TSRI Faculty Interests

Computational Biology

Balch, William E. 
is interested in the biochemical and molecular basis for vesicular trafficking from the endoplasmic reticulum to the cell surface, particularly in the structures, functions, and mechanisms of control exerted by small GTP-binding proteins.

Beutler, Bruce  
searches for genes that are required for normal immune function through germline mutagenesis and positional cloning.

Ding, Sheng  
is applying arrayed large-scale chemical, cDNA, and siRNA libraries and novel high throughput cellular screens to identify and characterize small molecules and genes that can control stem cell fate in various embryonic and adult stem cell systems and modulate specific signaling pathways in development and regeneration.

Edelman, Gerald  
examines several areas related to nervous system development and neural function, including cell-cell interactions during embyronic development, the role of cell adhesion molecules in neural plasticity, the molecular genetics of connectional defects in the nervous system, and transcriptional regulation and translational control in eukaryotic cells.

Getzoff, Elizabeth  
aims to characterize functionally important protein conformational states by coupling crystallography, spectroscopy, molecular biology and computational analyses, and to apply that knowledge to protein and inhibitor design for key biological processes, including photoactivity, electron transfer, and enzyme catalysis.

Nemazee, David  
studies "receptor editing," a novel immunological tolerance mechanism in which developing B lymphocytes that carry autoreactive cell surface antibody are stimulated to "reprogram" their immunoglobulin genes by further rounds of DNA recombination.

Noodleman, Louis  
uses quantum chemistry and protein electrostatics to investigate the electronic structures and active site mechanisms of redox metalloproteins, such as respiratory iron-sulfur proteins, the nitrogen fixing nitrogenase enzyme, and the iron-oxo dimer enzymes methane monooxygenase and ribonucleotide reductase.

Schork, Nicholas  
focuses on the development and implementation of analysis methods for understanding the genetic determinants of complex human traits and diseases such as cancer, neuropsychiatric disease, and cardiovascular disease.
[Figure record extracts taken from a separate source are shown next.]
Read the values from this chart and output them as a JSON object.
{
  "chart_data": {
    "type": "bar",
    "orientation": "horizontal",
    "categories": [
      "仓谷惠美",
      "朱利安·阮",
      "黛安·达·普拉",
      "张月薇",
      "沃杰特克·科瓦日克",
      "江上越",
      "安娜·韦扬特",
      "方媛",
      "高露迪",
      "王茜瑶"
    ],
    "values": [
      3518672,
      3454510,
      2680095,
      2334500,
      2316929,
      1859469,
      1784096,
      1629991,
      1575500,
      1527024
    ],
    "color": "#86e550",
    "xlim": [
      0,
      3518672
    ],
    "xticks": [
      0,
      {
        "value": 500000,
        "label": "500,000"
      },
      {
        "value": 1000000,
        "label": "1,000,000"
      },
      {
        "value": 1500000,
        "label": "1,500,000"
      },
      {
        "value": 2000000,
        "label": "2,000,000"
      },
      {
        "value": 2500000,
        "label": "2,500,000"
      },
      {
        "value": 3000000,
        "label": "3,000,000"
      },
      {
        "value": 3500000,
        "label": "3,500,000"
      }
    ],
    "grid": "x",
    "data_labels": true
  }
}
These methods focus on both the design, integration, and interpretation of studies making use of contemporary high throughput genomic technologies.

Stevens, Raymond  
uses crystallography and biochemistry to probe the structure and function of molecules involved in neurotransmission and neurochemistry, seeking to understand how neuronal cells communicate at the molecular level and to create new molecules that affect neuronal signal transduction and recognition.

Stout, C. David 
determines crystal structures of a variety of biological macromolecules, primarily integral membrane associated enzymes and proton pumps, cytochrome P450s, and iron-sulfur enzymes, and including HIV protease mutants, self-assembling peptides, and RNA-protein complexes, in order to understand structure-function relationships and establish mechanism.

Tainer, John  
develops and applies advanced tools for high-impact structural biology including combined x-ray scattering in solution and x-ray crystallography on complexes at his synchrotron beamline to bridge from complexes and conformations to pathways and phenotypes by characterizing macromolecular machines, novel inhibitors, and the molecular basis for diseases and intervention strategies.

Wilson, Ian  
has broad structural biology and structural genomics programs to determine thee-dimensional structure and biological function in a number of systems related to humoral, cellular and innate immunity, human disease, drug and vaccine design, influenza virus, HIV-1 , the expanding protein universe and metagenomics.

Winzeler, Elizabeth  
develops new genome analysis technologies and applies them to study agents of infectious disease, such as the malaria parasite Plasmodium falciparum; her goal is to use genome sequence information, microarrays, and proteomics as a substitute for traditional forward and reverse genetic approaches for elucidation of gene function.